6. Manage your passwords
Cyberstalkers are not always strangers who are too interested in another individual’s personal life: it may be an ex-partner, coworker, friend, or a business competitor who might be cyberstalking an internet user out of jealousy, hatred, or some other emotion. Plus, cyberstalkers are not only interested in knowing your movements: they might do more using your movements and the patterns of your digital behavior. They may harm you to the extent of financial fraud, sign you up for services you did not request, expose your home address and social security numbers on open platforms, spread rumors or share sensitive information with your neighbors or colleagues to make you feel embarrassed. If they get access to your work devices, they might steal your company’s data and threaten you for ransom.
To avoid these consequences, digital experts at iProVPN suggest all internet users follow strict password management benchmarks. Use different complex passwords on major online platforms. Change them right away if you notice an individual stalking you on social media. If you are working from home, follow strict cybersecurity standards to protect your data and reputation.
7. Be vocal about cyberstalking
When you see such actions coming, make sure to nip in the bud, block and report the stalker. If you notice the stalker annoying other users or following your family members or friends, tell your social circle to unfollow the profile, block and report it. Massive action against such profiles results in permanent bans on such profiles. Don’t explain but do mention that you do not welcome certain types of comments or reacts on social media.
8. Collect evidence
If you believe somebody is cyberstalking you, gather proof by taking screenshots of such activity: no like, comment, or share should go unnoticed. These pieces of evidence come in handy when a victim attempts to report cyberstalking and takes legal action against the cyberstalker. If you’ve been cyberstalked via email, make sure to save copies of such emails since stalkers can send self-destructing emails and when you plan to report, you might fail to access that old threatening content.
9. Reduce digital fingerprinting
Avoid oversharing on social media and delete your search history. Don’t announce if you are going to check-in at a specific place. Use secure browsers, email service providers, and password managers to ensure security and privacy.

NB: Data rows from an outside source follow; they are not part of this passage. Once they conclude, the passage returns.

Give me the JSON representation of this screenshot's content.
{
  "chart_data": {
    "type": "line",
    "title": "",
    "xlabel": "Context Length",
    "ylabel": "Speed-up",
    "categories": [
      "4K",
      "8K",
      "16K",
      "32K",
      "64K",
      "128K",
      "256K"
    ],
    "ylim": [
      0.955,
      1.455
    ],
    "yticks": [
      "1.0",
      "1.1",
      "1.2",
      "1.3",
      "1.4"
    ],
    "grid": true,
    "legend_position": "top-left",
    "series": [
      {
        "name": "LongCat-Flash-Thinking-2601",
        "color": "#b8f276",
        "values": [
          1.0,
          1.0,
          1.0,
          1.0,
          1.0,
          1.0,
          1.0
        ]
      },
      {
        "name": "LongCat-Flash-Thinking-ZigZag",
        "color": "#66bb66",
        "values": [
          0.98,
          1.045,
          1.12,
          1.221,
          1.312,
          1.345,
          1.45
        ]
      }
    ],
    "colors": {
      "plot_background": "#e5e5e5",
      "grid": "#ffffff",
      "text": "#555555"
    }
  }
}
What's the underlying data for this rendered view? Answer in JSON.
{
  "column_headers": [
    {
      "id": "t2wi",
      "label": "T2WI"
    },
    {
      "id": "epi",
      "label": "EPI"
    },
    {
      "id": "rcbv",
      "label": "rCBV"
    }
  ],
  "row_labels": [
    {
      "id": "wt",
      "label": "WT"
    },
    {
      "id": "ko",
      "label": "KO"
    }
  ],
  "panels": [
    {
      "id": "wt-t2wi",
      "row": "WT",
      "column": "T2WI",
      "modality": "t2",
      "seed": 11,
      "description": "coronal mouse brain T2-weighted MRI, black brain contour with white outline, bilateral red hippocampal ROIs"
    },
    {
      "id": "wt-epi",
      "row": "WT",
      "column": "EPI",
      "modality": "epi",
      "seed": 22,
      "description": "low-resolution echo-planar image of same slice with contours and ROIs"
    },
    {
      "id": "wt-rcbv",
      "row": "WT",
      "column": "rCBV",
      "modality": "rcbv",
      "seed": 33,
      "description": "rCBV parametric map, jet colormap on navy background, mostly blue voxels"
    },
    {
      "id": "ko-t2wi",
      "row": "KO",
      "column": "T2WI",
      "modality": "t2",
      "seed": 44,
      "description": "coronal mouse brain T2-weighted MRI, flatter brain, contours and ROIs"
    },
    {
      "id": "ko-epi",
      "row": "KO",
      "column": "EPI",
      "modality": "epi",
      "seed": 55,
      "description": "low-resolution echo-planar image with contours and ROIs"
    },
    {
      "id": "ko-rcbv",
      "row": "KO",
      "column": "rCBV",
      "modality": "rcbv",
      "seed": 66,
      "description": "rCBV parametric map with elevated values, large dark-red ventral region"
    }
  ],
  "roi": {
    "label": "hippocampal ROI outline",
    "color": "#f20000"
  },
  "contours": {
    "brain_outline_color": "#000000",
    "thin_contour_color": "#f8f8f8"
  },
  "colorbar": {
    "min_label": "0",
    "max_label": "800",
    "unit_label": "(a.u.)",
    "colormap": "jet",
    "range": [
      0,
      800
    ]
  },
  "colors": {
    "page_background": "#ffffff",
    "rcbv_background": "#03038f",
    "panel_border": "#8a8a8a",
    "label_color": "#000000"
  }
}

Social media platforms, privacy advocates, and most local laws are by your side in your movement against cyberstalking. Play your part by educating and preparing your loved ones, installing cybersecurity tools and reviewing other users’ engagement with your profile. We wish to create a safe and secure internet experience for everyone regardless of their location. Therefore, our digital presence is aimed at equipping our users with the right privacy tools. Put your safe foot forward in the modern digital world!